LONDON -- The shares of Randgold Resources have rallied 4% to 6,330 pence late in London trade today after the FTSE 100 miner announced it would lift its annual dividend by 25% to $0.50 per share.
Randgold, which mines gold in Mali, Congo, and the Ivory Coast, said profit during 2012 had improved 16% to $511 million after production advanced 14% to 794,844 ounces. Gold sales during the year gained 17% to $1.3 billion.
The miner also confirmed that its balance sheet carried cash and gold amounting to $403 million at the year-end, even with capital expenditure during 2012 coming to $563 million.
Mark Bristow, Randgold's chief executive, said: "It's been a particularly eventful year, but the team once again rose to the challenges. Not only did we achieve very creditable results for 2012, but we start 2013 in good shape and with a renewed focus on growing our production and managing our costs."

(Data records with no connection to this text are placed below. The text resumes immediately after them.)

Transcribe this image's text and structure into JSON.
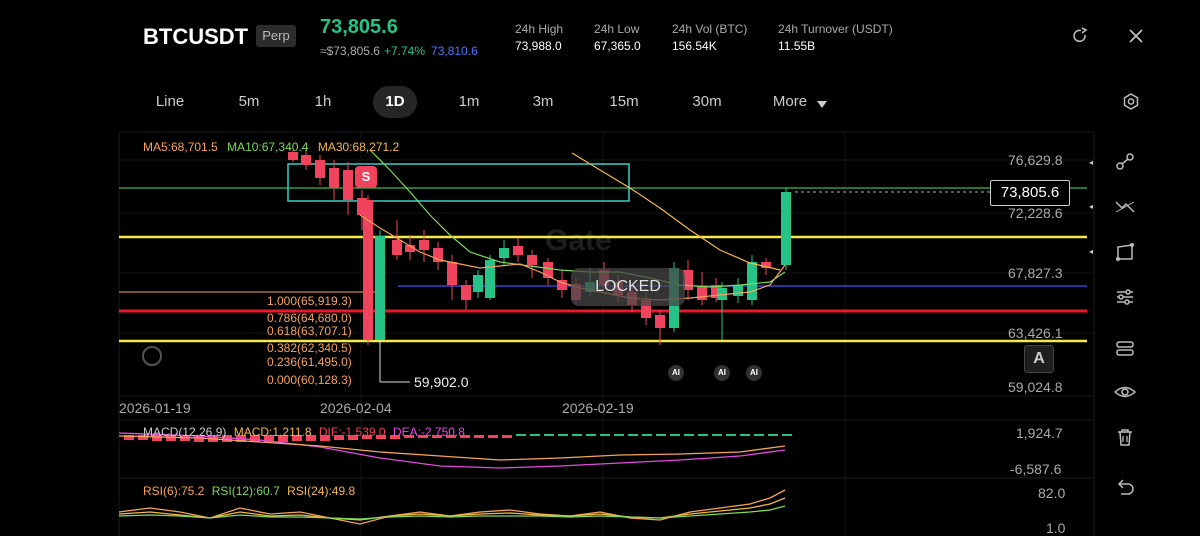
{
  "header": {
    "symbol": "BTCUSDT",
    "badge": "Perp",
    "price": "73,805.6",
    "fiat": "≈$73,805.6",
    "change": "+7.74%",
    "mark_price": "73,810.6",
    "stats": [
      {
        "label": "24h High",
        "value": "73,988.0"
      },
      {
        "label": "24h Low",
        "value": "67,365.0"
      },
      {
        "label": "24h Vol (BTC)",
        "value": "156.54K"
      },
      {
        "label": "24h Turnover (USDT)",
        "value": "11.55B"
      }
    ],
    "icons": {
      "refresh": "refresh-icon",
      "close": "close-icon"
    }
  },
  "timeframes": [
    "Line",
    "5m",
    "1h",
    "1D",
    "1m",
    "3m",
    "15m",
    "30m",
    "More"
  ],
  "active_timeframe": "1D",
  "main_chart": {
    "ma_legend": {
      "ma5": "MA5:68,701.5",
      "ma10": "MA10:67,340.4",
      "ma30": "MA30:68,271.2"
    },
    "price_axis": [
      "76,629.8",
      "72,228.6",
      "67,827.3",
      "63,426.1",
      "59,024.8"
    ],
    "last_price": "73,805.6",
    "low_marker": "59,902.0",
    "date_axis": [
      "2026-01-19",
      "2026-02-04",
      "2026-02-19"
    ],
    "fib_levels": [
      "1.000(65,919.3)",
      "0.786(64,680.0)",
      "0.618(63,707.1)",
      "0.382(62,340.5)",
      "0.236(61,495.0)",
      "0.000(60,128.3)"
    ],
    "locked_label": "LOCKED",
    "sell_badge": "S",
    "ai_badge": "AI",
    "a_button": "A",
    "watermark": "Gate"
  },
  "macd": {
    "legend": {
      "name": "MACD(12,26,9)",
      "macd": "MACD:1,211.8",
      "dif": "DIF:-1,539.0",
      "dea": "DEA:-2,750.8"
    },
    "axis": [
      "1,924.7",
      "-6,587.6"
    ]
  },
  "rsi": {
    "legend": {
      "rsi6": "RSI(6):75.2",
      "rsi12": "RSI(12):60.7",
      "rsi24": "RSI(24):49.8"
    },
    "axis": [
      "82.0",
      "1.0"
    ]
  },
  "colors": {
    "up": "#25c388",
    "down": "#f0435d",
    "ma5": "#f6a35a",
    "ma10": "#7ed957",
    "ma30": "#f2b84b",
    "yellow_line": "#f5e94a",
    "red_line": "#e8192c",
    "blue_line": "#3b53ff",
    "green_line": "#3fb950"
  },
  "sidebar_icons": [
    "indicator-icon",
    "trendline-icon",
    "shape-icon",
    "settings-sliders-icon",
    "layers-icon",
    "eye-icon",
    "trash-icon",
    "undo-icon"
  ],
  "settings_icon": "settings-icon"
}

The "eventful year" included frequent power cuts -- and a fire -- at the group's Ivory Coast mine, as well as a military coup in Mali. Still, long-term Randgold investors may not be too worried about last year's challenges. During the last 10 years, investors have seen profit jump sevenfold and the share price -- following various gold discoveries -- soar more than 20-fold.
With a present market cap of 5.6 billion pounds, Randgold is valued at 17 times today's profit figure and yields a tiny 0.5%. Clearly, a lot of Randgold's current valuation is based on the amount of gold the company believes it can mine in the future.